Crearé unos pastelillos, algo sencillo y eficaz, unas tartaletas de masa quebrada elaboradas con harina, manteca, huevo y sal, rellenas con un suculento picadillo de carne magra y jamón que rehogaré en la sartén con aceite de orégano y, en vez del consabido jerez y ya que se trata de él, una copa de whisky añejo combinado con un chorrito de cola. Después añadiré harina y leche para cocer la farsa a fuego lento y, cuando se haya reducido, la mezclaré con huevo batido y trufas laminadas. Finalmente meteré los pasteles en el horno hasta que estén en su punto y como homenaje los decoraré con tiras de fresa o, tal vez, con una fina capa de mermelada de frambuesa.

Dispuesta, ilusionada ante la faena por venir, me pongo el delantal que cuelga tras la puerta, me recojo la melena en un moño con una goma que me saco de la muñeca y, tras rescatar de su sarcófago helado los despojos debidamente envueltos y etiquetados, los dejo reposar sobre la mesa. Pero antes de empezar a jugar, a disfrutar, queda un asunto que solucionar.

La tarjeta postal será enviada a un nuevo, definitivo destino. Abro la portezuela del horno y, sin demasiadas contemplaciones, la arrojo a las llamas hambrientas. Espero mientras compruebo que el fuego prende en ella. Al principio se retuerce zarandeada por el vaivén de la hoguera y al poco sus esquinas comienzan a teñirse de negro y chisporrotear y se dobla sobre sí misma como alguien noqueado por un golpe bajo hasta convertirse, por completo, en cenizas.

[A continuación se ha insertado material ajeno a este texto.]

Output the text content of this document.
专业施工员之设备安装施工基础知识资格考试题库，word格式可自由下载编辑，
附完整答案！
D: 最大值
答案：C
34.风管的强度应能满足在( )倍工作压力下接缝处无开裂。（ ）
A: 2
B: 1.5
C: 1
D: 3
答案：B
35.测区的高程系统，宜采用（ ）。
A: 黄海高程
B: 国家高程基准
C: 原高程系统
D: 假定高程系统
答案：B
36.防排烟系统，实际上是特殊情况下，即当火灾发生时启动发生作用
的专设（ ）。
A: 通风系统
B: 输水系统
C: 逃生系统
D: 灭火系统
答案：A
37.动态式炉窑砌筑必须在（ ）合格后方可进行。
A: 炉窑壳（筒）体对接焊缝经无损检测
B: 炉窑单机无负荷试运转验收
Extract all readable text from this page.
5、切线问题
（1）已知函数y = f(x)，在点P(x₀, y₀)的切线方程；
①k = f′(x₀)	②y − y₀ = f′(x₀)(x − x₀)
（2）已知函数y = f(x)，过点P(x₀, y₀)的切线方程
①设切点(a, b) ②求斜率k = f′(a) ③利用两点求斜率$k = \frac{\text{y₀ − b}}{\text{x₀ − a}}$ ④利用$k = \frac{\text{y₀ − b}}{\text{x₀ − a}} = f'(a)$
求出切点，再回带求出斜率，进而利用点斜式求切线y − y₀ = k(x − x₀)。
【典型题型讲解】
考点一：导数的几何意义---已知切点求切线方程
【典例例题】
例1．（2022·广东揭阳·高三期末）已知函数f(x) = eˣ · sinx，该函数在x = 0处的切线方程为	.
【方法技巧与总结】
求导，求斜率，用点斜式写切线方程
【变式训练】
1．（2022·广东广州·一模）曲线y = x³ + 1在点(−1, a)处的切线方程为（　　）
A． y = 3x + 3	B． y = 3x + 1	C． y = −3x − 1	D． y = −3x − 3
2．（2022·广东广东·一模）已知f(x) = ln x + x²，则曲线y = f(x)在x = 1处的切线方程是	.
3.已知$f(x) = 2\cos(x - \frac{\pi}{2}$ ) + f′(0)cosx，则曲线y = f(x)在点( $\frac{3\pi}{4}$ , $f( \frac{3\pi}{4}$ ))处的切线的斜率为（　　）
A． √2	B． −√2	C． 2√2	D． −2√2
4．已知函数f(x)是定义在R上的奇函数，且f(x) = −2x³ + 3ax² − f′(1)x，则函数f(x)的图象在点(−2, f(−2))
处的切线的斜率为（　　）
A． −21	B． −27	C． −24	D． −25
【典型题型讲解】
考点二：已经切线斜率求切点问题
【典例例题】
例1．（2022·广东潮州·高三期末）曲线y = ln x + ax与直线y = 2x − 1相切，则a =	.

Suspiro satisfecha y me dirijo a la mesa donde el trabajo espera, dispuesta a embriagarme con el aroma de la carne, a disfrutar con su tacto terso entre mis manos, con el suave olor a sangre que desprende y me impregna, me domina y me embarga, me relaja, me consuela y me llena.

Me encantaría poder escribir que me siento culpable o ruin, nostálgica o simplemente evocadora al volver a pensar en Benjamín, hasta un poco insensible o malvada por quemar una de sus posesiones más preciadas. Lo cierto es que estoy tranquila. Tengo la seguridad de que allí donde descansa no le va a hacer falta, de que puede perdurar sin esa ajada postal escrita antes de que naciera y destinada a alguien que una vez tuvo su edad.

No quisiera parecer inconmovible, no querría dar esta imagen de mujer fría. Lo que sucede es que no puedo, no debo hundirme en la miseria que conlleva volver la vista atrás y recuperar otra vez a mamá con el cuchillo en la mano y a mí saliendo con la cabeza agachada camino de mi habitación sabiendo, sin poder evitarlo, lo que iba a ocurrir. Por eso tengo que cocinar, para no recordar que ahí comenzó todo, que fue precisamente Ofelia la que tendió la trampa o tejió la tela o tiró del hilo gracias al cual, finalmente, terminaría conociendo a Agustín.